The media, too, got in on the act, with both The Guardian and The Economist highlighting in dramatic tones the speculative statement from Interior Minister Robert Kaliňák that the tunnel could also have been used to smuggle people into the EU.
Since the 2004 EU accession of eight postcommunist countries in Central and Eastern Europe, and especially since it became clear they would join the Schengen zone, pressure has mounted on the states that maintain the EU's eastern frontier. As Poland, Slovakia and Hungary (which all have borders to the non-EU east) prepared to join, the West European media was full of menacing stories about the impending deluge of job-threatening, benefit-hungry Eastern hordes who threatened to destabilize and undermine just about everything that Europeans hold dear.
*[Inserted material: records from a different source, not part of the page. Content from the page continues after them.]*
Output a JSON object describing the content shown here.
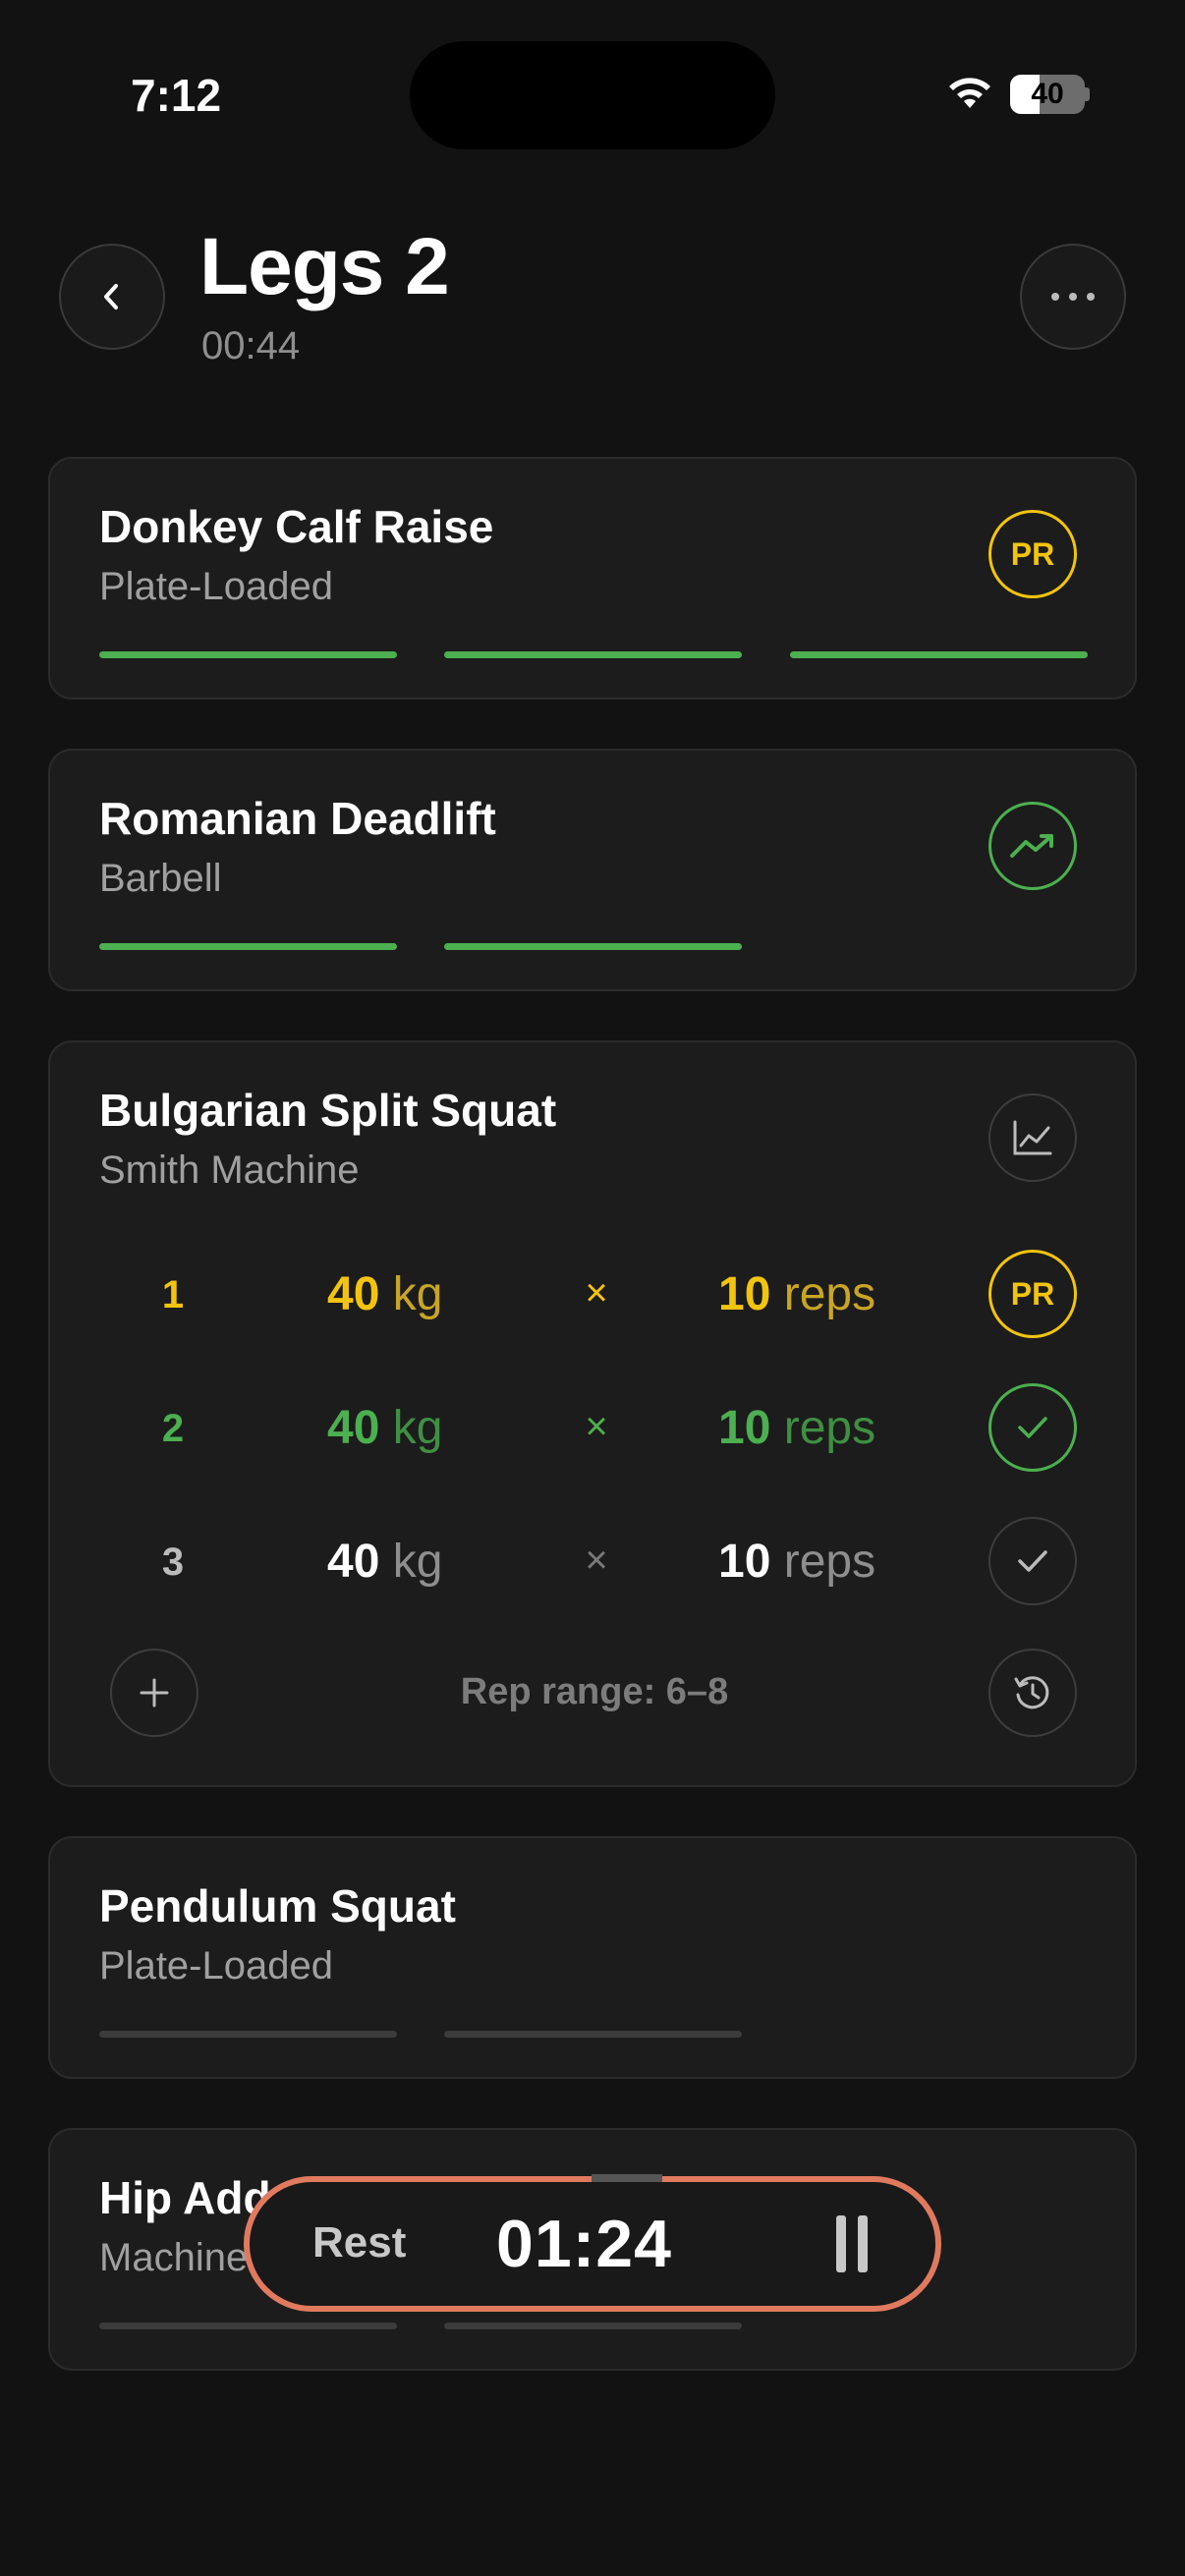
{
  "status_bar": {
    "time": "7:12",
    "battery": "40",
    "battery_level": 0.4
  },
  "header": {
    "title": "Legs 2",
    "elapsed": "00:44"
  },
  "exercises": [
    {
      "name": "Donkey Calf Raise",
      "equipment": "Plate-Loaded",
      "badge": "PR",
      "bars": [
        "green",
        "green",
        "green"
      ]
    },
    {
      "name": "Romanian Deadlift",
      "equipment": "Barbell",
      "badge_icon": "trend-up-icon",
      "bars": [
        "green",
        "green"
      ]
    },
    {
      "name": "Bulgarian Split Squat",
      "equipment": "Smith Machine",
      "badge_icon": "chart-icon",
      "sets": [
        {
          "num": "1",
          "weight": "40",
          "weight_unit": "kg",
          "x": "×",
          "reps": "10",
          "reps_unit": "reps",
          "status": "PR",
          "color": "yellow"
        },
        {
          "num": "2",
          "weight": "40",
          "weight_unit": "kg",
          "x": "×",
          "reps": "10",
          "reps_unit": "reps",
          "status": "done",
          "color": "green"
        },
        {
          "num": "3",
          "weight": "40",
          "weight_unit": "kg",
          "x": "×",
          "reps": "10",
          "reps_unit": "reps",
          "status": "pending",
          "color": "white"
        }
      ],
      "rep_range": "Rep range: 6–8"
    },
    {
      "name": "Pendulum Squat",
      "equipment": "Plate-Loaded",
      "bars": [
        "gray",
        "gray"
      ]
    },
    {
      "name": "Hip Add",
      "equipment": "Machine",
      "bars": [
        "gray",
        "gray"
      ]
    }
  ],
  "rest_timer": {
    "label": "Rest",
    "time": "01:24",
    "accent": "#e07a5f"
  },
  "colors": {
    "green": "#4caf50",
    "yellow": "#f2c40f",
    "background": "#121212"
  }
}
The rigorous conditions for joining the Schengen zone meant this was never likely to be the case. The new member states took their responsibility seriously, as evidenced in the Polish Border Guard slogan "Safe Poland. Safe Europe."
This was backed up by a significant influx of EU money from the External Borders Fund, which provided infrastructure and equipment necessary for modern border management. However, most of the rhetoric that focused on moving people and the supposed dangers that they present largely missed the point, while showing much about the lingering prejudices within the EU and its member states.
Protecting the 'Green Border'
The EU now has a population greater than 500 million, the numbers of people detected trying to illegally cross the eastern 'Green Border' - the strip of land between the border crossing points - is staggeringly low. Only 1,043 such cases were reported in 2010, falling to 990 cases in 2011. The overall number of detected illegal border crossings to the EU in this manner was 104,051 in 2010 and 140,980 in 2011, with the vast majority at the southern and southeast borders, with the increase reflecting the desperate circumstances of many North Africans following the collapse of regimes in the region.
Neither the EU nor the Polish border guard considers this to be a significant number, but false exaggeration of the numbers of irregular migrants living within the EU continues to direct Continental discourse. The figure most often used (8 million or 1.6 percent of the EU population) was invented by French journalists in 2005 and subsequently became received wisdom. The real numbers, according to migration research institute ICMPD in Vienna, are somewhere between 1.8 million and 3.8 million - significantly less than 1 percent of the EU population.
The situation regarding migration is routinely obscured in two ways. Firstly, migration is conflated with cross-border crime, which, with regard to the smuggling of excise goods and cigarettes in particular, is a significant issue at the eastern border, creating a threat to customs revenues.
This illegal trade is driven by the enormous price differentials for cigarettes in the EU and its Eastern Neighborhood - a pack of smokes can cost less than 1 euro in Ukraine, 5 euros in Germany and £7.50 in the United Kingdom. However, smuggling tends to be highly organized, and where this coincides with the movement of people, it does so through the local border traffic, which is entirely separate from those seeking to enter the EU to live or work, even on a short-term basis.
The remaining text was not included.